Known as ABE fermentation, that process was long considered uneconomical due to the cost of the raw materials used to produce the chemicals, a problem Celtic Renewables says it has solved by using organic waste.
“We can take residues from industries such as the whisky industry and convert them into high-value products, namely butanol, which is actually being used to power this car,” company owner Martin Tangney said.
He spoke while driving through the Campsie Fells, north of Glasgow where, in less than two weeks' time, Britain will welcome global leaders to the UN climate summit, COP26.
For Tangney, that gathering has to be much more than just another exercise in setting targets.
“This has to be the COP where we stop talking about why we need to tackle climate change and tell everybody how: how we do it, how we pay for it, how's it going to happen. A road map. A strategy,” he said.
Celtic Renewables sees itself as firmly part of that solution.

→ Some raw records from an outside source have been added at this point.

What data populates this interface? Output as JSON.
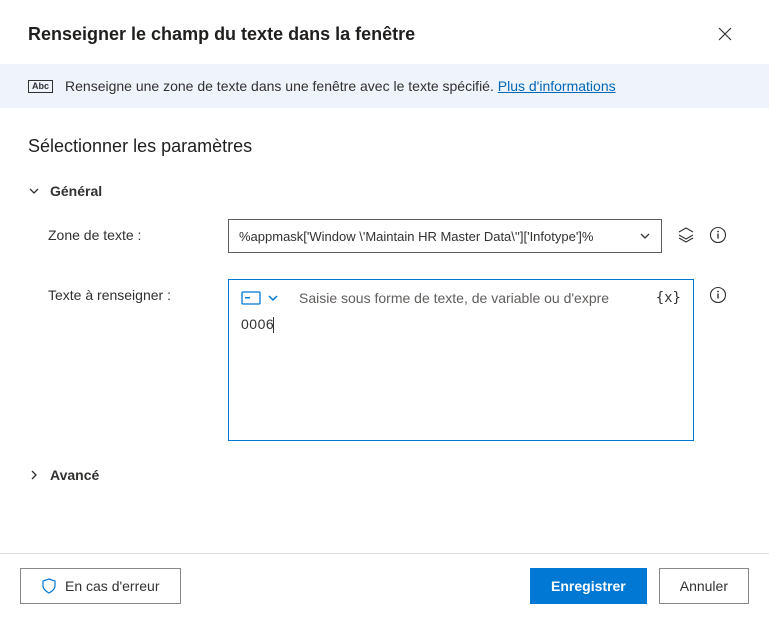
{
  "header": {
    "title": "Renseigner le champ du texte dans la fenêtre"
  },
  "banner": {
    "text": "Renseigne une zone de texte dans une fenêtre avec le texte spécifié.",
    "link": "Plus d'informations"
  },
  "section": {
    "title": "Sélectionner les paramètres",
    "general": "Général",
    "advanced": "Avancé"
  },
  "params": {
    "textbox_label": "Zone de texte :",
    "textbox_value": "%appmask['Window \\'Maintain HR Master Data\\'']['Infotype']%",
    "fill_label": "Texte à renseigner :",
    "fill_placeholder": "Saisie sous forme de texte, de variable ou d'expre",
    "fill_value": "0006"
  },
  "footer": {
    "error": "En cas d'erreur",
    "save": "Enregistrer",
    "cancel": "Annuler"
  }
}
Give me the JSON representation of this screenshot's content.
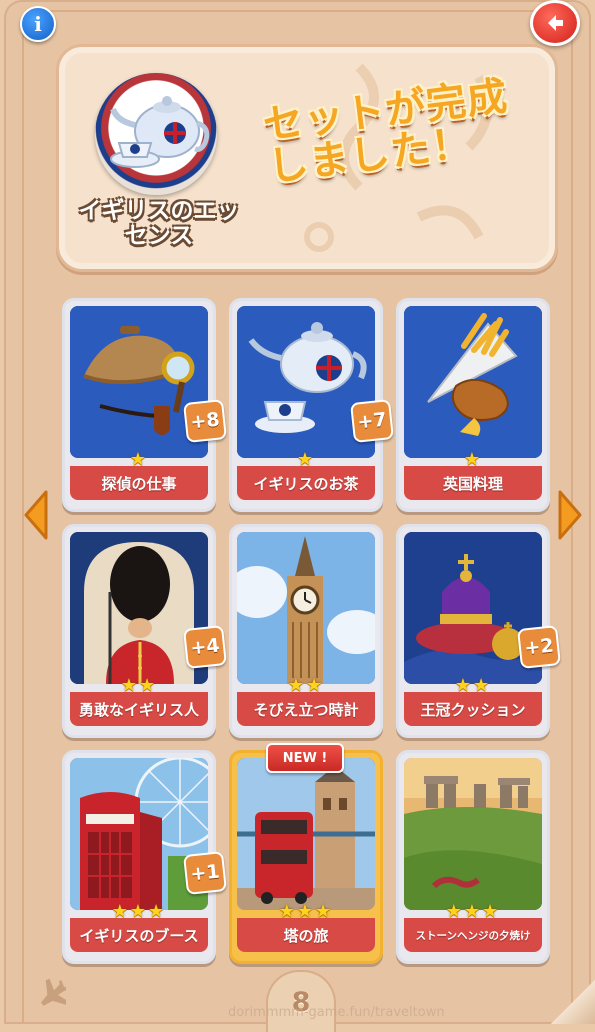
{
  "header": {
    "info_icon": "info-icon",
    "back_icon": "back-arrow-icon"
  },
  "banner": {
    "set_name": "イギリスのエッセンス",
    "complete_message": "セットが完成しました！"
  },
  "cards": [
    {
      "label": "探偵の仕事",
      "stars": 1,
      "duplicates": "+8",
      "icon": "detective-hat-pipe-icon"
    },
    {
      "label": "イギリスのお茶",
      "stars": 1,
      "duplicates": "+7",
      "icon": "teapot-icon"
    },
    {
      "label": "英国料理",
      "stars": 1,
      "duplicates": "",
      "icon": "fish-and-chips-icon"
    },
    {
      "label": "勇敢なイギリス人",
      "stars": 2,
      "duplicates": "+4",
      "icon": "royal-guard-icon"
    },
    {
      "label": "そびえ立つ時計",
      "stars": 2,
      "duplicates": "",
      "icon": "big-ben-icon"
    },
    {
      "label": "王冠クッション",
      "stars": 2,
      "duplicates": "+2",
      "icon": "crown-cushion-icon"
    },
    {
      "label": "イギリスのブース",
      "stars": 3,
      "duplicates": "+1",
      "icon": "phone-booth-icon"
    },
    {
      "label": "塔の旅",
      "stars": 3,
      "duplicates": "",
      "icon": "tower-bridge-bus-icon",
      "badge": "NEW !"
    },
    {
      "label": "ストーンヘンジの夕焼け",
      "stars": 3,
      "duplicates": "",
      "icon": "stonehenge-icon"
    }
  ],
  "footer": {
    "page_number": "8",
    "plane_icon": "airplane-icon",
    "watermark": "dorimmmm-game.fun/traveltown"
  },
  "colors": {
    "background": "#e6c4a3",
    "label_red": "#d84a45",
    "star_yellow": "#ffd21c",
    "accent_orange": "#f5a623"
  }
}
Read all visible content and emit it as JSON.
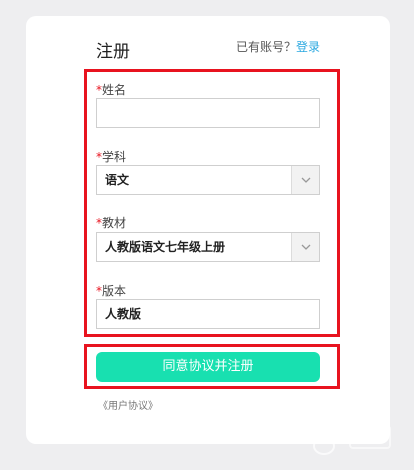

“We take the low-value residues that are left behind in making this masterpiece and we turn them into something of more value,” Tangney said the previous day while cradling a glass of whisky in an Edinburgh pub.
“We bring sustainability to an iconic industry.”
The company's nearby demonstration plant in Grangemouth can produce 1-million litres of sustainable biochemicals from 50,000 tonnes of draff and pot ale and other raw materials.
It plans to build five large-scale refineries worldwide in the next five years, and is calling for backing from governments and other investors.